OBS. 14.—By the agreement of verbs with each other in form, it is meant, that the simple form and the compound, the familiar form and the solemn, the affirmative form and the negative, or the active form and the passive, are not to be connected without a repetition of the nominative. With respect to our language, this part of the rule is doubtless as important, and as true, as any other. A thorough agreement, then, in mood, tense, and form, is generally required, when verbs are connected by and, or, or nor; and, under each part of this concord, there may be cited certain errors which ought to be avoided, as will by-and-by be shown. But, at the same time, there seem to be many allowable violations of the rule, some or other of which may perhaps form exceptions to every part of it.
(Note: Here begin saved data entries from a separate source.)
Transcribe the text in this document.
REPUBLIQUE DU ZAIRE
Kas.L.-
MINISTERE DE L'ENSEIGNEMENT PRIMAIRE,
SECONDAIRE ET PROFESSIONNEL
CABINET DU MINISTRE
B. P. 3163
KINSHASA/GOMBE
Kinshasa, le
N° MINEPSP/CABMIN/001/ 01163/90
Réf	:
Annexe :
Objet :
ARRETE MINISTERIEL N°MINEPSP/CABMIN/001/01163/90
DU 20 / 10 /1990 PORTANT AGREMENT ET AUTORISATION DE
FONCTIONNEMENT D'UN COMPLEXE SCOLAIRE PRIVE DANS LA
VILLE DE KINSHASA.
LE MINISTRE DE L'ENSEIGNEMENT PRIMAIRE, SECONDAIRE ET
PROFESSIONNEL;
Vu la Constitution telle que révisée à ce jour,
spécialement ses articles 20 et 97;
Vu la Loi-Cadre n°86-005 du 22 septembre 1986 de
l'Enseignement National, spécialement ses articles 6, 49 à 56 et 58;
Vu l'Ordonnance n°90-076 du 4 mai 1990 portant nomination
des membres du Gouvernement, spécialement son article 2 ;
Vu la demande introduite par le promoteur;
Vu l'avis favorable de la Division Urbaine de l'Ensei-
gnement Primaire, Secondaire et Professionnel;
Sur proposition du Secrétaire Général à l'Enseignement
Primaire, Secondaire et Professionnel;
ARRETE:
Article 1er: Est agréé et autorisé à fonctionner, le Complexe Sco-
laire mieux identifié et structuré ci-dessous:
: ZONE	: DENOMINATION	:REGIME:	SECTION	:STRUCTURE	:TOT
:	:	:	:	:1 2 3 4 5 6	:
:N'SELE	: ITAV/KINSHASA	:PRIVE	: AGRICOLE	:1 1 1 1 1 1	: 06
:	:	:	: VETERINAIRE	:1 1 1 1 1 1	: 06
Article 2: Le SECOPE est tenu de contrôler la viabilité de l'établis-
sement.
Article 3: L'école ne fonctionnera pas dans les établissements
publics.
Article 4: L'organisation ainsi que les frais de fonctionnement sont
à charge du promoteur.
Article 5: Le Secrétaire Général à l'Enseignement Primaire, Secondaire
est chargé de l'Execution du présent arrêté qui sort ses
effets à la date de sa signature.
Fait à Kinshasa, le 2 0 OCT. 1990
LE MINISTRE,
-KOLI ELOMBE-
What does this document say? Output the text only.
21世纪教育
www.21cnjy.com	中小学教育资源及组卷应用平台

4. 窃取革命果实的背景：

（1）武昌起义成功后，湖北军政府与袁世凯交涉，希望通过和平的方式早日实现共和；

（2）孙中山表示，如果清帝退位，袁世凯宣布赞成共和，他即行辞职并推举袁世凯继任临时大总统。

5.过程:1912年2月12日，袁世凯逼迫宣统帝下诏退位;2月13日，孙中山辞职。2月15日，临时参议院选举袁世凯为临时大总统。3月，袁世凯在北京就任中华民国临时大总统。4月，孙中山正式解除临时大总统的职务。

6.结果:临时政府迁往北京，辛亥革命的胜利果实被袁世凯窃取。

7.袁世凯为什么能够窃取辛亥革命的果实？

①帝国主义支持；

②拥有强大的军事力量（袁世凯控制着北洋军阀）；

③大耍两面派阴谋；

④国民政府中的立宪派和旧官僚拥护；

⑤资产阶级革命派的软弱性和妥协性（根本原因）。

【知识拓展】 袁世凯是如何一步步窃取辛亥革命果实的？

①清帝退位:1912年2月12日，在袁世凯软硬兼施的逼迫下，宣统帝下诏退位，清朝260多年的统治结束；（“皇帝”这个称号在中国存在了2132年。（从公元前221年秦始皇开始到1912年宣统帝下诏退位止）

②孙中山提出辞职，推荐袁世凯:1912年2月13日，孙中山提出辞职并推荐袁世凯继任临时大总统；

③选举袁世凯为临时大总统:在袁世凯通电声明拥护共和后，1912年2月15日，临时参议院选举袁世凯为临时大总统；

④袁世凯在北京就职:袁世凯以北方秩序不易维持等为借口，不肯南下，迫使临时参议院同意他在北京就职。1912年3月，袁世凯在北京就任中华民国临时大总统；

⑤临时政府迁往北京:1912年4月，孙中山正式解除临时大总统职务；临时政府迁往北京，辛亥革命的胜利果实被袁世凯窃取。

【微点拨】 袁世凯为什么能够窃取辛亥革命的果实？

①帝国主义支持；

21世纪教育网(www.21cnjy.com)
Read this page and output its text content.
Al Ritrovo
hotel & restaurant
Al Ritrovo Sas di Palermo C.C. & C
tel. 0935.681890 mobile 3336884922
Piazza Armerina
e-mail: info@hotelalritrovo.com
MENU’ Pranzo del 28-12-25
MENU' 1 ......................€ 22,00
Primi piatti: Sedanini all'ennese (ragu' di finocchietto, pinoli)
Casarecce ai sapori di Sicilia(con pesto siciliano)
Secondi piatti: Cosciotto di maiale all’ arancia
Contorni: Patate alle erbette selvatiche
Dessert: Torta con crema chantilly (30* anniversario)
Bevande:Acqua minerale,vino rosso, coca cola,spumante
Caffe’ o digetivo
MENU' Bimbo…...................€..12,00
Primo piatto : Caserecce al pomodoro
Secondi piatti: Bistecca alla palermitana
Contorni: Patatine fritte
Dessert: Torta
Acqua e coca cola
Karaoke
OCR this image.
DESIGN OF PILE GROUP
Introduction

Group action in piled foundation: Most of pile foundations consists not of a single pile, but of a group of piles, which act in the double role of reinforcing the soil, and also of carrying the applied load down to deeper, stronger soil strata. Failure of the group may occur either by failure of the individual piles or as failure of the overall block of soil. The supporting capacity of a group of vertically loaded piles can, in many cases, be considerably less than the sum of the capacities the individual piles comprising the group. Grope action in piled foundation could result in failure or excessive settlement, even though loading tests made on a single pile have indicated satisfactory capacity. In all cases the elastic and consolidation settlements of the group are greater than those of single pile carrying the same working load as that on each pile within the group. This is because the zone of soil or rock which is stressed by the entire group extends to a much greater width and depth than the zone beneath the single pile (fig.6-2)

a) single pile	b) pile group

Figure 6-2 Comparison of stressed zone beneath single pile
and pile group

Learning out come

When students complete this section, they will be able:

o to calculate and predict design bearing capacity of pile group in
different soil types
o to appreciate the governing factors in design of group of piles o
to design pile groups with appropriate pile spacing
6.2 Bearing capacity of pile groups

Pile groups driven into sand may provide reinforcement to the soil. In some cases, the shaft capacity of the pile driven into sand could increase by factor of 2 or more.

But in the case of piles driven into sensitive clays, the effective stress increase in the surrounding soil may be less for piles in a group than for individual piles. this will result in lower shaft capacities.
For example, the tense may be varied, as it often is in Latin; thus, "As the general state of religion has been, is, or shall be, affected by them."—Butlers Analogy, p. 241. "Thou art righteous, O Lord, which art, and wast, and shall be, because thou hast judged thus."—Rev., xvi, 5. In the former of these examples, a repetition of the nominative would not be agreeable; in the latter, it would perhaps be an improvement: as, "who art, and who wast, and who shalt be." (I here change the pronoun, because the relative which is not now applied as above.) "This dedication may serve for almost any book, that has been, or shall be published."—Campbell's Rhet. p. 207; Murray's Gram., p. 222. "It ought to be, 'has been, is, or shall be, published.'"—Crombie's Treatise, p. 383. "Truth and good sense are firm, and will establish themselves."—Blair's Rhet. p. 286. "Whereas Milton followed a different plan, and has given a tragic conclusion to a poem otherwise epic in its form."—Ib., p. 428. "I am certain, that such are not, nor ever were, the tenets of the church of England."—West's Letters, p. 148. "They deserve, and will meet with, no regard."—Blair's Rhet., p. 109.